The second variable added to the model is one of the components of a country’s GDP, which in turn is related to infant health and development perspectives (Finlay et al. 2011). The variable’s coefficient is negative (Fig. 9): higher GDP correlates with lower infant mortality. The next feature concerns mean age of women at childbirth, which is known to be related to infant health; the coefficient is negative (Fig. 9) because children born by underage mothers tend to have higher mortality (Finlay et al. 2011). The next variable is very similar to the first one and is in fact highly correlated with it. As the Lasso path evolves (Fig. 9), the fourth variable’s coefficient keeps growing and it eventually completely replaces the first variable added to the model. This illustrates the fact that Lasso may mistakenly add variables early on in the regularization path (Su et al. 2017). A similar situation occurs when the fifth feature, concerning the age of women at birth of a third child is added, as it is closely related to the third variable.

Fig. 9
figure 9

The regularization path for the Lasso estimator of infant mortality rate. Numbers on the left axis correspond to variable numbers in Table 3. The figure shows the part of the path until the fifth variable is added to the model at \(\lambda =0.575\). For illustrative purposes the path is continued for those five variables until \(\lambda =0\)

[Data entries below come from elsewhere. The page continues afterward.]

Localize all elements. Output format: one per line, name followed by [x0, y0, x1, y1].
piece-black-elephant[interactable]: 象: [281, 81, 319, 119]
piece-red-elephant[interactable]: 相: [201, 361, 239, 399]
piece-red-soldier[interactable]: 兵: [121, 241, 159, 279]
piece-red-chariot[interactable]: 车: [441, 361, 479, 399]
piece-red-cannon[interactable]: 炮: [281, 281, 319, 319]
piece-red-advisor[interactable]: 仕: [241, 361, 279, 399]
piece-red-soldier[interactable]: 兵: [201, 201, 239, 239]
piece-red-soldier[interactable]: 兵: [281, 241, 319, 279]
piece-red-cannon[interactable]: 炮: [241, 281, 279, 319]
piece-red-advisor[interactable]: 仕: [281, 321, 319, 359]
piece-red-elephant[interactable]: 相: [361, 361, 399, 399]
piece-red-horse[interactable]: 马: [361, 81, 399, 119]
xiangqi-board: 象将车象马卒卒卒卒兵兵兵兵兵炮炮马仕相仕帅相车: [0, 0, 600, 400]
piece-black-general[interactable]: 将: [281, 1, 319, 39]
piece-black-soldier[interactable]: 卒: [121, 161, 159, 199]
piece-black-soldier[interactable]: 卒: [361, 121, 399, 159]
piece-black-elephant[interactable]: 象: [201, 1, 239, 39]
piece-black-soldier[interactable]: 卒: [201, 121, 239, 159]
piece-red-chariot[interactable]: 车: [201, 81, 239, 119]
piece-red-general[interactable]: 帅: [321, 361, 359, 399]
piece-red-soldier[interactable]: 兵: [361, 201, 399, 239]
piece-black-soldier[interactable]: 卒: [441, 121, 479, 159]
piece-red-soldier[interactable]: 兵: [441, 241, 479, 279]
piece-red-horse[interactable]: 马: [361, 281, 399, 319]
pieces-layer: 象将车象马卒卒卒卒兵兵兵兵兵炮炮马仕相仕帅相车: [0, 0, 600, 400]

To summarize, the example demonstrates that the proposed method is able to quickly construct interpretable models. We believe, that we correctly identified the most important factors influencing infant mortality rate such as economic development level and age of mothers at childbirth. We were able to find plausible explanations in literature for all the first five variables included in the model. Moreover, the signs of their coefficients agree with intuitive interpretations. For this example, model construction took just under 3 seconds.

5 Conclusion

We introduced a new screening technique for the homotopy based Lasso path construction. Our criterion is different from other currently available approaches, as it allows for explicit selection of the next variable on the regularization path without the need for specifying the value of the regularization parameter \(\lambda \). We also assumed that the data used to build the model contains a huge number of fixed predictors which can be reused for multiple analyses. As a result we proposed to use a multidimensional index to speed up model construction. We have rigorously proven the correctness of our screening criterion, when an exact multidimensional index is used.

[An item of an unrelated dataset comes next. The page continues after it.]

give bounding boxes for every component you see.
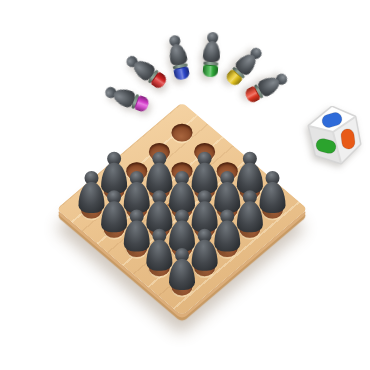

Experiments on genetic data which fits in main memory confirmed that our criterion is competitive with current state of the art, even though we provide a full and exact regularization path, unlike other methods which only approximate the path at selected values of the regularization parameter. Our analyses have shown that even very dense sampling will not fully recover the path. The approach also proved effective for large datasets not fitting in main memory, where an approximate multidimensional index was used to speed up model construction. The proposed algorithm again outperformed other available screening methods in terms of computation time, screening efficiency and predictive accuracy.

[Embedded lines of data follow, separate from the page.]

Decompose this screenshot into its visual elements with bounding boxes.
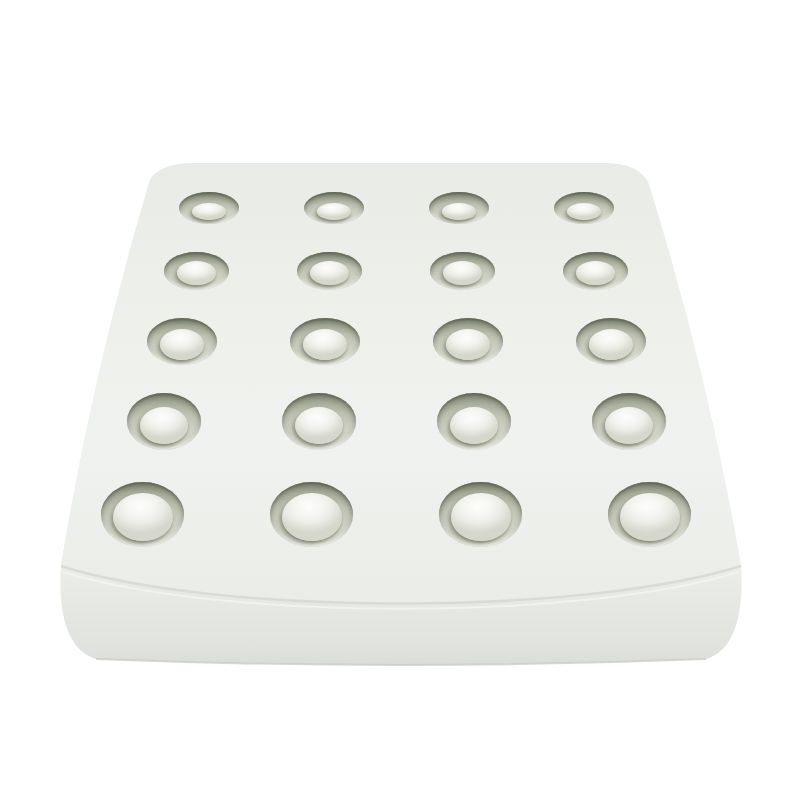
- well-r3c3[interactable]: [433, 318, 503, 365]
- well-r4c3[interactable]: [437, 393, 511, 450]
- white-ball[interactable]: [443, 261, 482, 285]
- well-r3c1[interactable]: [147, 318, 217, 365]
- white-ball[interactable]: [282, 493, 342, 541]
- white-ball[interactable]: [310, 261, 349, 285]
- well-r3c4[interactable]: [576, 318, 646, 365]
- white-ball[interactable]: [620, 493, 680, 541]
- well-r1c2[interactable]: [304, 192, 364, 224]
- white-ball[interactable]: [605, 407, 653, 444]
- well-r5c1[interactable]: [101, 482, 184, 547]
- white-ball[interactable]: [450, 407, 498, 444]
- white-ball[interactable]: [140, 407, 188, 444]
- well-r2c1[interactable]: [164, 252, 229, 290]
- well-r2c2[interactable]: [297, 252, 362, 290]
- well-r1c3[interactable]: [429, 192, 489, 224]
- well-r5c4[interactable]: [608, 482, 691, 547]
- white-ball[interactable]: [160, 329, 204, 360]
- well-r2c3[interactable]: [430, 252, 495, 290]
- board-scene: marble board tray (4x5 wells, white marb…: [0, 0, 800, 800]
- white-ball[interactable]: [192, 203, 226, 220]
- white-ball[interactable]: [442, 203, 476, 220]
- well-r4c1[interactable]: [127, 393, 201, 450]
- product-photo-canvas: marble board tray (4x5 wells, white marb…: [0, 0, 800, 800]
- white-ball[interactable]: [576, 261, 615, 285]
- white-ball[interactable]: [589, 329, 633, 360]
- white-ball[interactable]: [303, 329, 347, 360]
- white-ball[interactable]: [113, 493, 173, 541]
- white-ball[interactable]: [567, 203, 601, 220]
- well-r2c4[interactable]: [563, 252, 628, 290]
- well-r1c1[interactable]: [179, 192, 239, 224]
- well-r1c4[interactable]: [554, 192, 614, 224]
- well-r4c2[interactable]: [282, 393, 356, 450]
- board-tray: [0, 0, 800, 800]
- well-r3c2[interactable]: [290, 318, 360, 365]
- well-r4c4[interactable]: [592, 393, 666, 450]
- white-ball[interactable]: [177, 261, 216, 285]
- well-r5c2[interactable]: [270, 482, 353, 547]
- well-r5c3[interactable]: [439, 482, 522, 547]
- white-ball[interactable]: [317, 203, 351, 220]
- white-ball[interactable]: [446, 329, 490, 360]
- white-ball[interactable]: [295, 407, 343, 444]
- white-ball[interactable]: [451, 493, 511, 541]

Finally, we have shown that the Lasso method is capable of efficiently constructing interpretable models even in the presence of millions of highly correlated variables. In the paper, we have created a model predicting infant mortality rate in various countries and confirmed the selected variables based on relevant literature.

Future work will involve extending the method to classification problems such as logistic regression. The challenge is that in this case the Lasso path is no longer piecewise linear and several formulas on which we relied for linear regression no longer hold.